In het Didam-arrest van 26 november 2021 heeft de Hoge Raad geoordeeld dat overheidsorganen bij de verkoop van onroerende zaken op grond van het gelijkheidsbeginsel gelegenheid moeten bieden aan potentiële gegadigden om mee te dingen.

 

Indien er meerdere gegadigden zijn, dan zal het overheidslichaam een selectieprocedure moeten doorlopen. Dat houdt in dat het overheidslichaam een koper moet selecteren in een selectieprocedure aan de hand van objectieve, toetsbare en redelijke criteria. Het overheidslichaam moet ook een passende mate van openbaarheid geven over de verkoopwens en het verkooptraject.

 

De selectieprocedure hoeft niet te worden doorlopen indien al vaststaat dat er maar één serieuze gegadigde is voor het kopen van de desbetreffende grond. Het voornemen tot verkoop moet dan wel tijdig voorafgaand aan de koop bekend worden gemaakt bij eenieder.
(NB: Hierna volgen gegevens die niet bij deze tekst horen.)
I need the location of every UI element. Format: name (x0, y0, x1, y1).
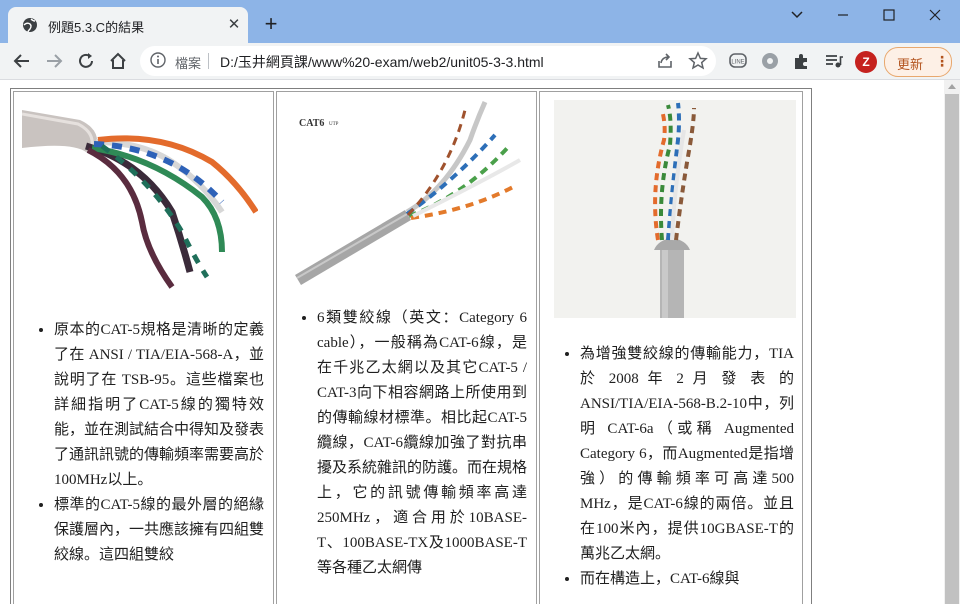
omnibox[interactable]: 檔案 D:/玉井網頁課/www%20-exam/web2/unit05-3-3.… (140, 46, 716, 76)
table-cell-cat6: CAT6 UTP 6類雙絞線（英文：Category 6 cable），一般稱為… (276, 91, 537, 604)
cat6a-cable-image (554, 100, 796, 318)
list-item: 6類雙絞線（英文：Category 6 cable），一般稱為CAT-6線，是在… (317, 306, 527, 581)
cat6-cable-image: CAT6 UTP (295, 100, 525, 285)
close-window-button[interactable] (912, 0, 958, 32)
info-icon[interactable] (150, 52, 166, 68)
cat6a-description-list: 為增強雙絞線的傳輸能力，TIA 於 2008 年 2 月 發 表 的ANSI/T… (540, 342, 794, 592)
svg-text:LINE: LINE (731, 60, 744, 66)
reload-button[interactable] (73, 48, 99, 74)
cat5-description-list: 原本的CAT-5規格是清晰的定義了在 ANSI / TIA/EIA-568-A，… (14, 318, 264, 568)
table-cell-cat6a: 為增強雙絞線的傳輸能力，TIA 於 2008 年 2 月 發 表 的ANSI/T… (539, 91, 803, 604)
forward-button[interactable] (41, 48, 67, 74)
back-button[interactable] (9, 48, 35, 74)
tab-search-chevron-icon[interactable] (774, 0, 820, 32)
cat5-cable-image (22, 102, 258, 292)
share-icon[interactable] (655, 51, 675, 71)
vertical-scrollbar[interactable] (944, 80, 960, 604)
tab-close-icon[interactable]: ✕ (224, 15, 244, 35)
cat6-image-sublabel: UTP (329, 122, 339, 127)
media-queue-icon[interactable] (824, 51, 844, 71)
omnibox-separator (208, 53, 209, 69)
maximize-button[interactable] (866, 0, 912, 32)
profile-avatar[interactable]: Z (855, 51, 877, 73)
tab-strip: 例題5.3.C的結果 ✕ + (0, 0, 960, 43)
update-button[interactable]: 更新 ⋮ (884, 47, 952, 77)
home-button[interactable] (105, 48, 131, 74)
page-viewport: 原本的CAT-5規格是清晰的定義了在 ANSI / TIA/EIA-568-A，… (0, 80, 944, 604)
scroll-thumb[interactable] (945, 94, 959, 604)
list-item: 而在構造上，CAT-6線與 (580, 567, 794, 592)
settings-extension-icon[interactable] (760, 51, 780, 71)
puzzle-icon[interactable] (792, 51, 812, 71)
table-cell-cat5: 原本的CAT-5規格是清晰的定義了在 ANSI / TIA/EIA-568-A，… (13, 91, 274, 604)
browser-toolbar: 檔案 D:/玉井網頁課/www%20-exam/web2/unit05-3-3.… (0, 43, 960, 80)
minimize-button[interactable] (820, 0, 866, 32)
list-item: 為增強雙絞線的傳輸能力，TIA 於 2008 年 2 月 發 表 的ANSI/T… (580, 342, 794, 567)
cat6-image-label: CAT6 (299, 118, 324, 129)
url-text[interactable]: D:/玉井網頁課/www%20-exam/web2/unit05-3-3.htm… (220, 52, 544, 72)
scroll-up-arrow-icon[interactable] (948, 84, 956, 89)
globe-icon (23, 18, 37, 33)
star-icon[interactable] (688, 51, 708, 71)
list-item: 標準的CAT-5線的最外層的絕緣保護層內，一共應該擁有四組雙絞線。這四組雙絞 (54, 493, 264, 568)
tab-active[interactable]: 例題5.3.C的結果 ✕ (8, 7, 248, 43)
more-menu-icon[interactable]: ⋮ (935, 53, 949, 70)
line-icon[interactable]: LINE (728, 51, 748, 71)
cat6-description-list: 6類雙絞線（英文：Category 6 cable），一般稱為CAT-6線，是在… (277, 306, 527, 581)
tab-title: 例題5.3.C的結果 (48, 20, 145, 35)
new-tab-button[interactable]: + (258, 12, 284, 38)
omnibox-file-label: 檔案 (175, 56, 202, 71)
list-item: 原本的CAT-5規格是清晰的定義了在 ANSI / TIA/EIA-568-A，… (54, 318, 264, 493)
update-label: 更新 (897, 57, 924, 72)
content-table: 原本的CAT-5規格是清晰的定義了在 ANSI / TIA/EIA-568-A，… (10, 88, 812, 604)
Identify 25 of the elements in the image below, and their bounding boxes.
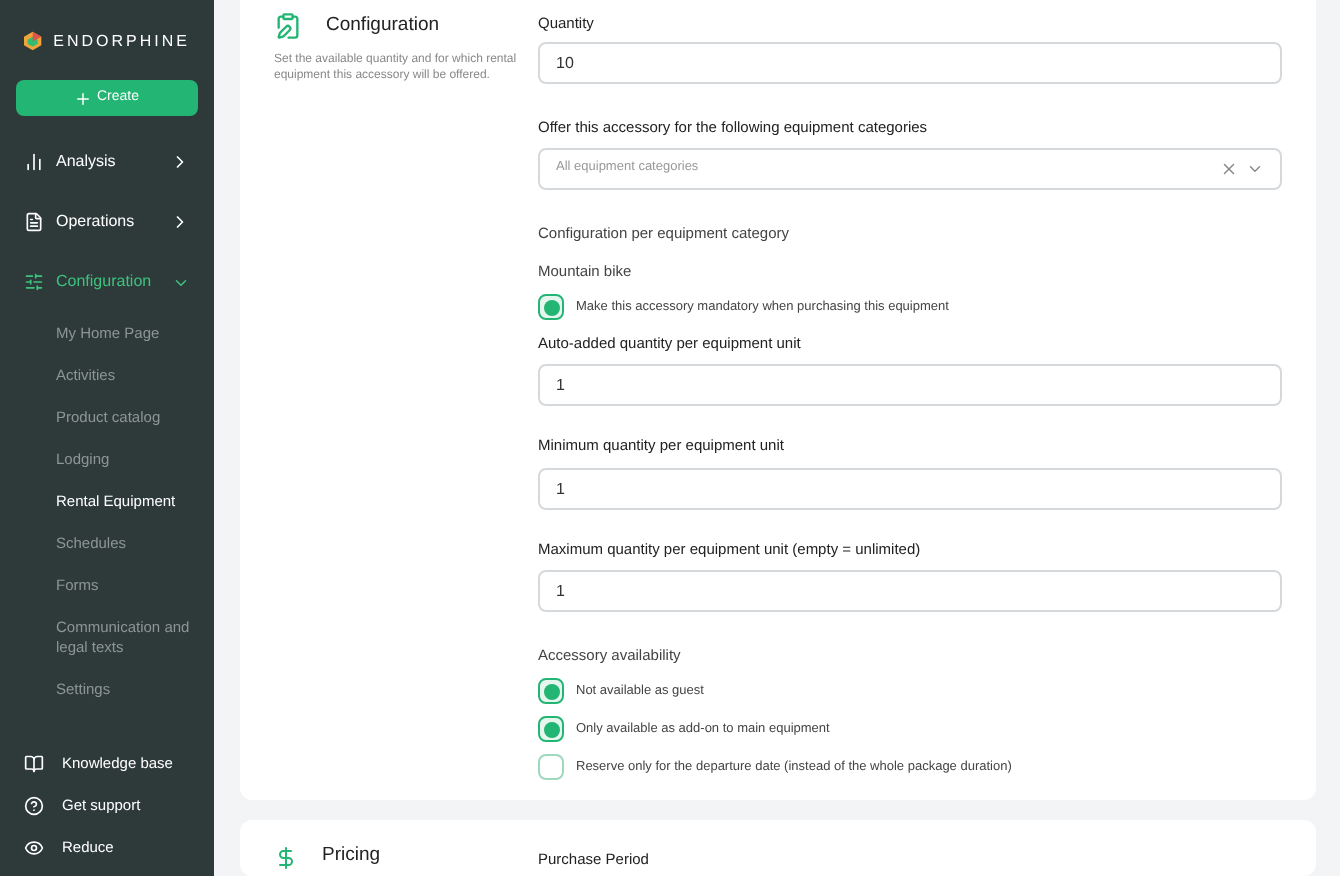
card-title: Pricing [322,842,381,870]
brand-name: ENDORPHINE [53,29,190,53]
nav-item[interactable]: Operations [0,192,214,252]
bar-chart-icon [24,152,44,172]
checkbox[interactable] [538,716,564,742]
input-field[interactable]: 1 [538,364,1282,407]
checkbox[interactable] [538,294,564,320]
document-icon [24,212,44,232]
input-field[interactable]: 10 [538,42,1282,85]
sliders-icon [24,272,44,292]
nav-item[interactable]: Analysis [0,132,214,192]
card-title: Configuration [326,12,440,40]
clear-icon [1220,159,1238,177]
nav-item[interactable]: Configuration [0,252,214,312]
eye-icon [24,837,44,857]
plus-icon [74,89,93,107]
input-field[interactable]: 1 [538,569,1282,612]
checkbox[interactable] [538,678,564,704]
help-icon [24,795,44,815]
logo-icon [24,26,42,56]
book-icon [24,753,44,773]
input-field[interactable]: 1 [538,467,1282,509]
checkbox[interactable] [538,754,564,780]
dollar-icon [274,846,298,870]
clipboard-edit-icon [274,12,302,41]
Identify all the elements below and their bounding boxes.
Daarnaast dient te worden gemotiveerd waarom slechts sprake is van slechts één serieuze gegadigde.

 

Gelet op de overwegingen van de Hoge Raad, is het Didam-arrest ook van toepassing in de situatie dat een overheidslichaam overgaat tot verhuur van vastgoed. Volgens de Hoge Raad dient een overheidslichaam immers bij elke privaatrechtelijke handeling het gelijkheidsbeginsel in acht te nemen.

 

De gemeente West Betuwe legt criteria vast voor verhuur en verkoop zodat uitzonderingen voor maatschappelijk vastgoed niet bij elke transactie verantwoord hoeft te worden. Uitgangspunt bij de verhuur van maatschappelijk vastgoed is dat de gemeente verhuurt aan doelgroeppartijen die een erkend maatschappelijk belang dienen en/ of door de gemeente worden gesubsidieerd.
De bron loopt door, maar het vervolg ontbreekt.